Zero Liability Policy Explained
Under federal law, the issuers of credit cards are largely responsible for coping with credit card fraud. The cardholder's liability for losses is limited to a maximum of $50. The zero liability policy removes even that potential for loss.
Debit cards, however, are regulated under a different federal regulation. The cardholder may be responsible for losses in the account if unauthorized withdrawals are made using the card. The damage is limited to $50 only if the cardholder reports promptly that the card has been lost or stolen. "Promptly" is defined as two days or less.
In the worst-case scenario, the cardholder who does not report a loss promptly could be held responsible for the loss of the entire balance in the account.
The new credit card chip technology thwarts one tactic but many other fraudulent schemes continue.
As noted, most debit cards as well as credit cards come with a limited liability clause. But given the lighter regulation of debit cards, their owners should read the fine print in the policy to make sure it doesn't give the bank an excuse to refuse to make good on the losses.
How Account Losses Happen
There are a number of scenarios that can cause fraudulent charges to show up on a credit card account.
The Hack Attack
In one common ploy, a hacker accesses the database of a company such as a retail store chain that has retained the consumers' credit card information. This information is then sold, directly or on the black market, to another criminal who specializes in making unauthorized purchases.
The trick is to rack up purchases before the credit card's real owner or the credit card issuer realizes that the information has been stolen.

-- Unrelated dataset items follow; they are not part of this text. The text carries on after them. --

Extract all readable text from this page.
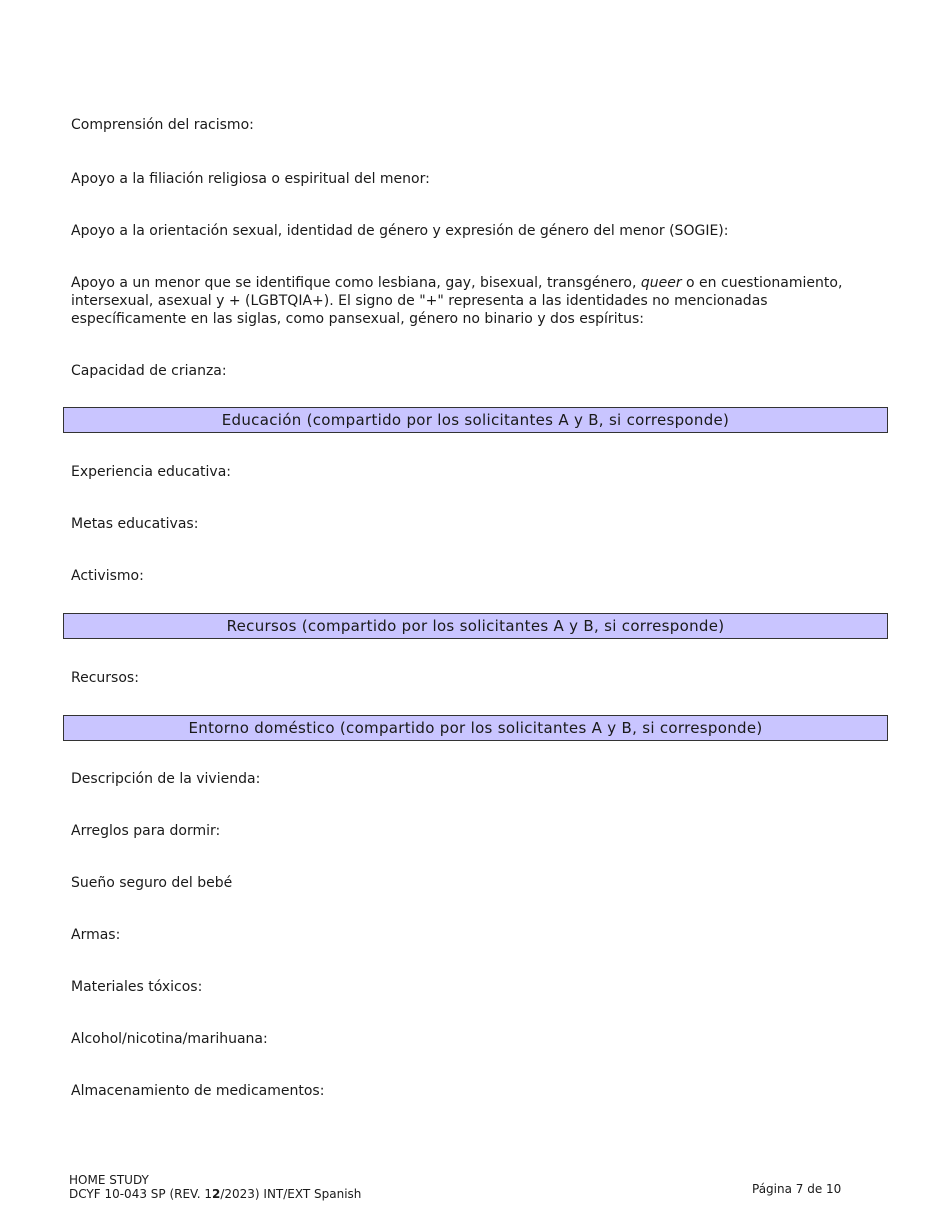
Comprensión del racismo:

Apoyo a la filiación religiosa o espiritual del menor:

Apoyo a la orientación sexual, identidad de género y expresión de género del menor (SOGIE):

Apoyo a un menor que se identifique como lesbiana, gay, bisexual, transgénero, queer o en cuestionamiento, intersexual, asexual y + (LGBTQIA+). El signo de "+" representa a las identidades no mencionadas específicamente en las siglas, como pansexual, género no binario y dos espíritus:

Capacidad de crianza:

Educación (compartido por los solicitantes A y B, si corresponde)

Experiencia educativa:

Metas educativas:

Activismo:

Recursos (compartido por los solicitantes A y B, si corresponde)

Recursos:

Entorno doméstico (compartido por los solicitantes A y B, si corresponde)

Descripción de la vivienda:

Arreglos para dormir:

Sueño seguro del bebé

Armas:

Materiales tóxicos:

Alcohol/nicotina/marihuana:

Almacenamiento de medicamentos:

HOME STUDY
DCYF 10-043 SP (REV. 12/2023) INT/EXT Spanish	Página 7 de 10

This is why you may get a call from your credit card issuer inquiring, say, whether you've been downloading a lot of games from a Hong Kong-based videogame site lately, or whether you're really in Peru shopping for jewelry today.
The Skimming Trick
Through a process called skimming, a criminal can tamper with a credit card swiping device at a store so that a purchase authorization, and the relevant information about the account, can be captured by the criminal at the time of the purchase. The information can then be used to make unauthorized transactions.
The transition to credit cards that contain a chip is designed to thwart this technique. The transaction information is coded, and therefore is not vulnerable to attack in this manner.
The Phishing Scam
In a phishing scam, a fraudulent message goes out to a vast number of potential victims in hopes of capturing a few unwary souls.
The message purports to be from a trusted company or agency. The phone, email, or text message asks recipients to supply the necessary information on their accounts. The accounts can then be misused.
How Zero Liability Policies are Implemented
In all of the above situations, the customer will have zero liability for misuse of the card as long as certain obligations have been met. These include notifying the credit card issuer as soon as any fraudulent transactions are noticed and taking reasonable care to prevent the theft of the card.
The zero liability policy applies regardless of how the fraudulent transaction was conducted. The customer will not be responsible for unauthorized transactions made in person, by phone, online, or through a mobile app.
Credit card issuers offer zero-liability policies because consumers may otherwises refuse to use them. Consumers do not want to expose themselves to the potentially high costs of fraud.
Zero liability policies have some exceptions. They may not apply to all commercial credit card transactions or to all foreign transactions. The stipulations of the policies are detailed in the cardholder agreement.